Discounts on family limited partnership – Challenged when preparing a valuation

Thought Leadership presented by Grassi & Co

The current regulations, Revenue-Ruling 93-12, allow for discounts when valuing a Family Limited Partnership (FLP).  The proposal is expected to potentially limit the allowed discount and consequently raise the taxable portion of the trust or estate structures.

What is a Family Limited Partnership?

A FLP is a type of partnership designed to centralize family business.  FLPs pool together a family’s assets into one single family-owned business partnership that family members own shares of.  FLPs are frequently used as an estate tax minimization strategy, as shares in the FLP can be transferred between generations, at lower taxation rates than would be applied to the partnership’s holdings.  A FLP is different from a conventional trust, as family members actually own a share in a business.  Shares can be gifted to family members over years, thus taking advantage of gift tax exemptions on an annual basis.  The assets held in an FLP impact the level of estate tax savings that can be realized by using an FLP.  In general, the more illiquid and complex the asset mix, the more difficult the FLP is to evaluate, and the larger the potential for estate tax savings.

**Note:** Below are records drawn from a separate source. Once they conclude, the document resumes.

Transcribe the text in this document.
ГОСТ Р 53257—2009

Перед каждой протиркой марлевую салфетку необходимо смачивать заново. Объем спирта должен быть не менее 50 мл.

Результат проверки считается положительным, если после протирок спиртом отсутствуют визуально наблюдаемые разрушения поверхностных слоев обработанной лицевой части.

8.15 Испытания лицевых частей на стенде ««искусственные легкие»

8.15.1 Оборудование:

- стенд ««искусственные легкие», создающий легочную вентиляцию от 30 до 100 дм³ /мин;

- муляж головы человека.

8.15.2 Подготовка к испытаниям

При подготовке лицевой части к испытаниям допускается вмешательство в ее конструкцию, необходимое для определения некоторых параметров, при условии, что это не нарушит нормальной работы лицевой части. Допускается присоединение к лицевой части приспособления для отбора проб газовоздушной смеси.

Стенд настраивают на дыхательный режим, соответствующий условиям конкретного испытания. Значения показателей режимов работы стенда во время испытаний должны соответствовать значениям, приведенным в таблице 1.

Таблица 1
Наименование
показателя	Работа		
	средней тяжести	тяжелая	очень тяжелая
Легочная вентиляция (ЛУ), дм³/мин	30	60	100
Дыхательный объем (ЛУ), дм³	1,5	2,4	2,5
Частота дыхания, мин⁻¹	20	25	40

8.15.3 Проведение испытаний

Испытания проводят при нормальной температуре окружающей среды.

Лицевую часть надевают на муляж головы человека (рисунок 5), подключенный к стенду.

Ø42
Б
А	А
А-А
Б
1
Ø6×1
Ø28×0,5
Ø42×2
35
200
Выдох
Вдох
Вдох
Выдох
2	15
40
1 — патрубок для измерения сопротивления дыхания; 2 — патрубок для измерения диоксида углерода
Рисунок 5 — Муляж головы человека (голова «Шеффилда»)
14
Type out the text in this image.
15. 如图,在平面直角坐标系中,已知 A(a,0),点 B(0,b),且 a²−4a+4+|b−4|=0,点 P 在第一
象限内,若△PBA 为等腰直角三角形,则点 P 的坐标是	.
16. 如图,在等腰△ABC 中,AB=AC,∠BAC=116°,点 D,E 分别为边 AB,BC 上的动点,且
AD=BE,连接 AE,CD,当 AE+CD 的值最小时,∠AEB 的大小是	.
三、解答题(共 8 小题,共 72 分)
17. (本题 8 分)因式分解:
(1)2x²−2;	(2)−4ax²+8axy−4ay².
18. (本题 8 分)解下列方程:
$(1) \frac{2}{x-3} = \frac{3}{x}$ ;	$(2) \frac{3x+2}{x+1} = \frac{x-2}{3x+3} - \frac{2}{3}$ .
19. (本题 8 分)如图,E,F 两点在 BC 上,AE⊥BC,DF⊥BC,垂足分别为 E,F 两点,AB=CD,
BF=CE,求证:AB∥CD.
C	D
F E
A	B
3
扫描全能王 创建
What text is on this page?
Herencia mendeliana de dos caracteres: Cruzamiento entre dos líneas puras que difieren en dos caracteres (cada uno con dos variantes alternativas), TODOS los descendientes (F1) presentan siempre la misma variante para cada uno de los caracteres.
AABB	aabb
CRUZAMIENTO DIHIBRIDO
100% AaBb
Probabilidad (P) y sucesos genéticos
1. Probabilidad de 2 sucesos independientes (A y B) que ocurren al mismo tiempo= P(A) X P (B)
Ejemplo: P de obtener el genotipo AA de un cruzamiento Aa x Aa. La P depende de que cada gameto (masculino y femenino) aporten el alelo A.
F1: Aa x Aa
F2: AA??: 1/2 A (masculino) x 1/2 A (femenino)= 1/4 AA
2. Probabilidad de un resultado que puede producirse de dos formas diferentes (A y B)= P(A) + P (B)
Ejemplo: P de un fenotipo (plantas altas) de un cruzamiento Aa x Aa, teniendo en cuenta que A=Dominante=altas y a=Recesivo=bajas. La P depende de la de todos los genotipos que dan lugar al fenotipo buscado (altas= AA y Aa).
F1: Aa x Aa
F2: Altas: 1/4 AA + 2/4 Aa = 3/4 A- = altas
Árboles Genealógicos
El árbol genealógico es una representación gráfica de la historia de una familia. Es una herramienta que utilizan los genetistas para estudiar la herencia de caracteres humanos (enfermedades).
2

Today, the FLP structure is a highly debated and a heavily scrutinized tax area in estate and trust planning.  FLP’s are viewed by many as one of the most significant and efficient estate and gift tax planning strategies.  This strategy includes freezing or stabilizing the value of what’s owned by a family and transferring the assets at a reduced value, thereby minimizing the taxable portion of the estate or trust in which the assets were placed.  This offers the potential for substantial tax savings when shifting wealth to younger generations.  A popular method of freezing value is to form an entity in which the older members of a family would acquire and hold the preferred interests; this is a value which tends to be stabilized.  Simultaneously, the younger generation would acquire the common interests, which were expected to grow in value.  This is a common way to reduce the valuation of the entity holding the assets.

These are the attributes often found in a FLP:

  • FLP’s are frequently used to move wealth from one generation to another;
  • FLPs are typically holding companies, acting as an entity that holds the property (business interests, real estate investments, publicly traded or privately held securities) contributed by the members;
  • FLPs have several benefits: they allow family members with aligned interests to pool resources, thus lowering legal, accounting, and investing costs;
  • FLPs also allow for favorable tax treatment relating to the transfer of the assets; the benefits of the discounts for the lack of control (DLOC), and lack of marketability (DLOM) can translate to a lower tax liability.

However, because of both real and perceived abuses by taxpayers, the Internal Revenue Service (IRS) has repeatedly questioned the validity of FLP transactions and caused setbacks to taxpayers and their advisors.

FLPs are frequently valued at a discount for lack of marketability which typically ranges between 20% to 40%, and a discount for lack of control which typically ranges between 0% to 10%.